PA Legislature Passes Budget; Corbett Not Signing — Yet

Seeks deep pension cuts for state employees.

The Pennsylvania General Assembly arguably did its job Monday, passing a $29.1 billion budget with the approval of both houses before the mandated midnight deadline. But Gov. Tom Corbett isn’t ready to make the budget law quite yet.

PennLive reports Corbett left his office at 12:30 a.m. without signing the bill, but trying to “tamp down” any sense that chaos was about to ensue.

“There was not an agreed-to budget (with legislative leaders) necessarily, on the details,” Corbett explained. “So we’ll get a chance to take a look at it and we’ll make our decisions.”

But the budget is clearly not all that Corbett is going to be taking a look at.

The decision not to sign the spending plan immediately is also part of a calculated gamble designed to give the governor at least another day — or maybe 10 — to press for positive action on a plan to reduce Pennsylvania’s long-term pension costs.

AP explains the pension issue:

Corbett’s move Monday night comes after leaders of the House and Senate Republican majorities couldn’t drum up enough support to pass pension legislation backed by Corbett.

That legislation would reduce future public employee pension benefits to bring a savings of more than $10 billion over 30 years.

But Democrats were united in opposition, and Republicans opposed it. Instead, the Senate passed a bill that would shift state lawmakers, judges, the governor and four other elected executive branch officials into a 401(k)-style system.
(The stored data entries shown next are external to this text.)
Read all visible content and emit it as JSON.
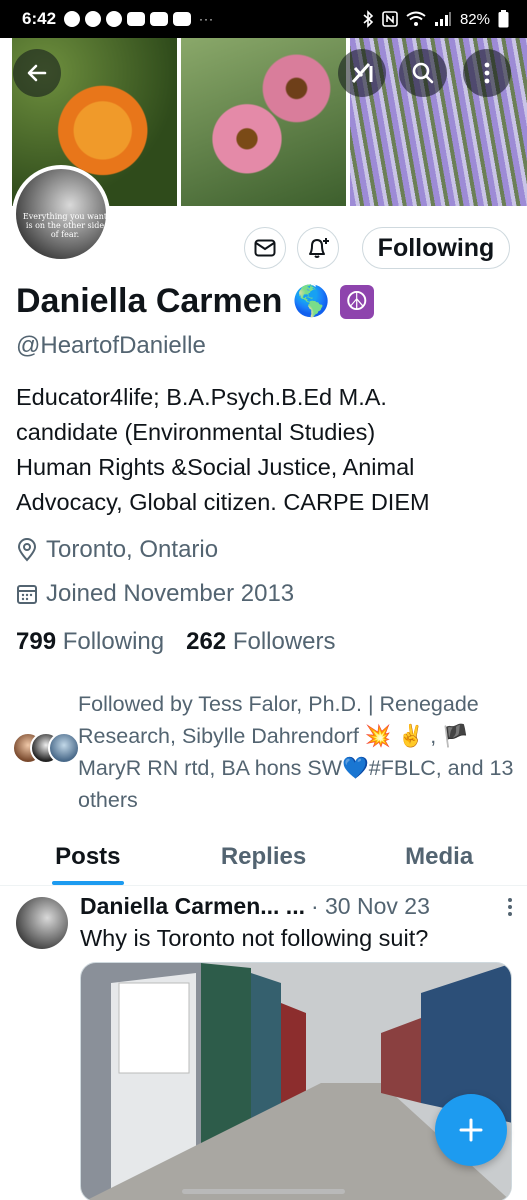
{
  "status_bar": {
    "time": "6:42",
    "battery": "82%",
    "more": "···"
  },
  "header": {
    "back_icon": "arrow-left-icon",
    "grok_icon": "grok-icon",
    "search_icon": "search-icon",
    "more_icon": "more-vertical-icon"
  },
  "profile": {
    "avatar_quote": "Everything you want is on the other side of fear.",
    "name": "Daniella Carmen",
    "name_emojis": [
      "🌎",
      "☮"
    ],
    "handle": "@HeartofDanielle",
    "bio_lines": [
      "Educator4life; B.A.Psych.B.Ed M.A.",
      "candidate (Environmental Studies)",
      "Human Rights &Social Justice, Animal",
      "Advocacy,  Global citizen.  CARPE DIEM"
    ],
    "location": "Toronto, Ontario",
    "joined": "Joined November 2013",
    "following_count": "799",
    "following_label": "Following",
    "followers_count": "262",
    "followers_label": "Followers",
    "following_button": "Following"
  },
  "followed_by": {
    "text": "Followed by Tess Falor, Ph.D. | Renegade Research, Sibylle Dahrendorf 💥 ✌️ , 🏴 MaryR RN rtd, BA hons SW💙#FBLC, and 13 others"
  },
  "tabs": [
    {
      "label": "Posts",
      "active": true
    },
    {
      "label": "Replies",
      "active": false
    },
    {
      "label": "Media",
      "active": false
    }
  ],
  "post": {
    "author": "Daniella Carmen... ...",
    "date": "· 30 Nov 23",
    "text": "Why is Toronto not following suit?"
  },
  "colors": {
    "accent": "#1d9bf0",
    "secondary_text": "#536471",
    "border": "#cfd9de"
  }
}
It’s expected to save $690 million over 38 years.

AP also has highlights of the budget passed Monday night:

Increases spending by $723 million, or 2.5 percent, to $29.1 billion, over the current year’s approved budget. Counting an additional $220 million that it will add to the books of the 2013-14 fiscal year, which ended Monday, the entire package is a $943 million increase, or about 3.3 percent.
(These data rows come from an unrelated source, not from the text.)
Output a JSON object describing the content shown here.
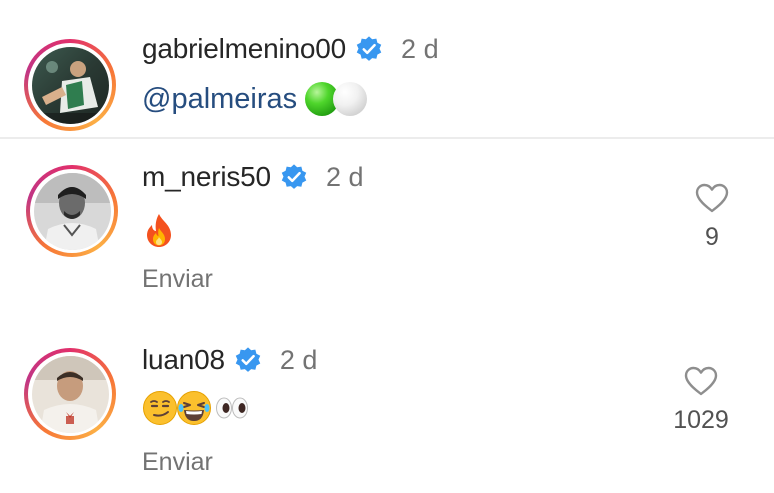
{
  "comments": [
    {
      "username": "gabrielmenino00",
      "verified": true,
      "time": "2 d",
      "text": "@palmeiras",
      "emojis": [
        "green-ball-emoji",
        "white-ball-emoji"
      ],
      "avatar": "soccer-player-avatar"
    },
    {
      "username": "m_neris50",
      "verified": true,
      "time": "2 d",
      "emojis": [
        "fire-emoji"
      ],
      "send_label": "Enviar",
      "likes": "9",
      "avatar": "bw-portrait-avatar"
    },
    {
      "username": "luan08",
      "verified": true,
      "time": "2 d",
      "emojis": [
        "smirking-face-emoji",
        "laughing-face-emoji",
        "eyes-emoji"
      ],
      "send_label": "Enviar",
      "likes": "1029",
      "avatar": "portrait-avatar"
    }
  ],
  "colors": {
    "verified_blue": "#3897f0",
    "mention_blue": "#264d7f",
    "text_primary": "#262626",
    "text_secondary": "#737373"
  }
}
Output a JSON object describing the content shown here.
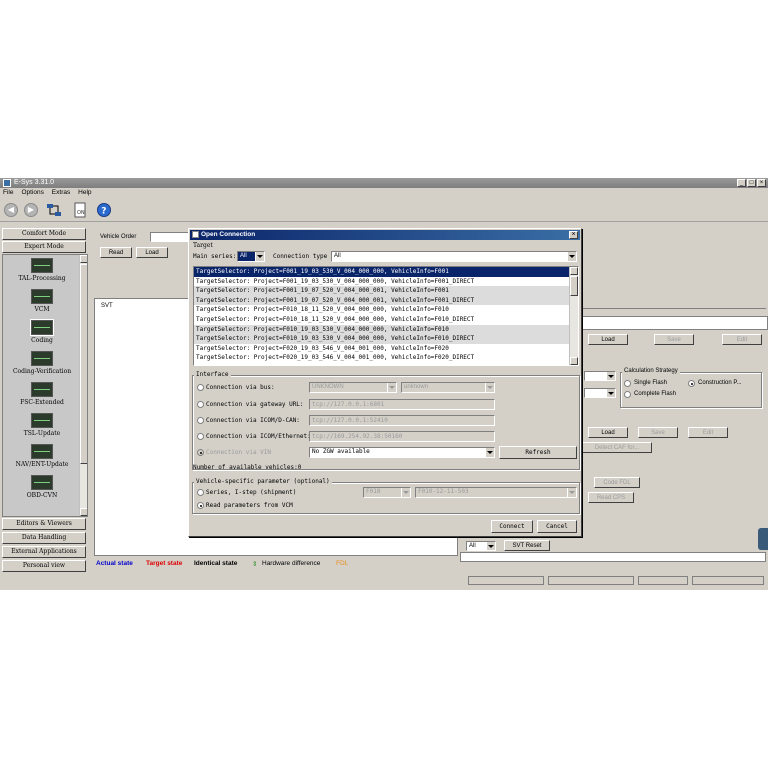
{
  "window": {
    "title": "E-Sys 3.31.0"
  },
  "menu": [
    "File",
    "Options",
    "Extras",
    "Help"
  ],
  "sidebar": {
    "top_buttons": [
      "Comfort Mode",
      "Expert Mode"
    ],
    "tools": [
      "TAL-Processing",
      "VCM",
      "Coding",
      "Coding-Verification",
      "FSC-Extended",
      "TSL-Update",
      "NAV/ENT-Update",
      "OBD-CVN"
    ],
    "bottom_buttons": [
      "Editors & Viewers",
      "Data Handling",
      "External Applications",
      "Personal view"
    ]
  },
  "main": {
    "vehicle_order_label": "Vehicle Order",
    "read_label": "Read",
    "load_label": "Load",
    "svt_label": "SVT",
    "legend": {
      "actual": "Actual state",
      "target": "Target state",
      "identical": "Identical state",
      "hardware": "Hardware difference",
      "fdl": "FDL"
    }
  },
  "right_panel": {
    "load1": "Load",
    "save1": "Save",
    "edit1": "Edit",
    "calc_strategy_title": "Calculation Strategy",
    "single_flash": "Single Flash",
    "construction": "Construction P...",
    "complete_flash": "Complete Flash",
    "load2": "Load",
    "save2": "Save",
    "edit2": "Edit",
    "detect_caf": "Detect CAF for...",
    "code_fdl": "Code FDL",
    "read_cps": "Read CPS",
    "all_value": "All",
    "svt_reset": "SVT Reset"
  },
  "dialog": {
    "title": "Open Connection",
    "target_group": "Target",
    "main_series_label": "Main series:",
    "main_series_value": "All",
    "connection_type_label": "Connection type",
    "connection_type_value": "All",
    "target_list": [
      "TargetSelector: Project=F001_19_03_530_V_004_000_000, VehicleInfo=F001",
      "TargetSelector: Project=F001_19_03_530_V_004_000_000, VehicleInfo=F001_DIRECT",
      "TargetSelector: Project=F001_19_07_520_V_004_000_001, VehicleInfo=F001",
      "TargetSelector: Project=F001_19_07_520_V_004_000_001, VehicleInfo=F001_DIRECT",
      "TargetSelector: Project=F010_18_11_520_V_004_000_000, VehicleInfo=F010",
      "TargetSelector: Project=F010_18_11_520_V_004_000_000, VehicleInfo=F010_DIRECT",
      "TargetSelector: Project=F010_19_03_530_V_004_000_000, VehicleInfo=F010",
      "TargetSelector: Project=F010_19_03_530_V_004_000_000, VehicleInfo=F010_DIRECT",
      "TargetSelector: Project=F020_19_03_546_V_004_001_000, VehicleInfo=F020",
      "TargetSelector: Project=F020_19_03_546_V_004_001_000, VehicleInfo=F020_DIRECT"
    ],
    "interface_group": "Interface",
    "via_bus": "Connection via bus:",
    "bus_value1": "UNKNOWN",
    "bus_value2": "unknown",
    "via_gateway": "Connection via gateway URL:",
    "gateway_url": "tcp://127.0.0.1:6801",
    "via_dcan": "Connection via ICOM/D-CAN:",
    "dcan_url": "tcp://127.0.0.1:52410",
    "via_ethernet": "Connection via ICOM/Ethernet:",
    "ethernet_url": "tcp://169.254.92.38:50160",
    "via_vin": "Connection via VIN",
    "vin_value": "No ZGW available",
    "refresh": "Refresh",
    "vehicle_count": "Number of available vehicles:0",
    "vehicle_param_group": "Vehicle-specific parameter (optional)",
    "series_istep": "Series, I-step (shipment)",
    "series_value": "F018",
    "istep_value": "F010-12-11-503",
    "read_from_vcm": "Read parameters from VCM",
    "connect": "Connect",
    "cancel": "Cancel"
  },
  "colors": {
    "actual": "#0000cc",
    "target": "#dd0000",
    "hardware": "#2a8a2a",
    "fdl": "#e89020",
    "selection": "#0a246a"
  }
}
Relies on more than $700 million from off-budget lottery sales, legal settlement money paid by tobacco companies, and revenue from oil and gas drilling on state lands.

No increase in aid to public schools for basic instructional and operational costs.

The Pittsburg Tribune-Review notes one other item not in the budget: No gas fracking tax for the Marcellus Shale.

Proponents of a state severance tax on natural gas extraction may not be able to offer amendments to enact one because the General Assembly does not plan to bring up a budget companion bill that sets tax rates, legislative leaders said.

Senate Majority Leader Dominic Pileggi, R-Delaware County, said the no-new-revenue agreement between Republican leaders and Corbett means there is no need for a so-called tax code because tax rates won’t change. A House Republican spokesman offered the same explanation.

One bit of good news for Philly schools: The Senate approved letting Philly raise local cigarette taxes to fund city schools. There are no plans to bring the legislation up in the House however.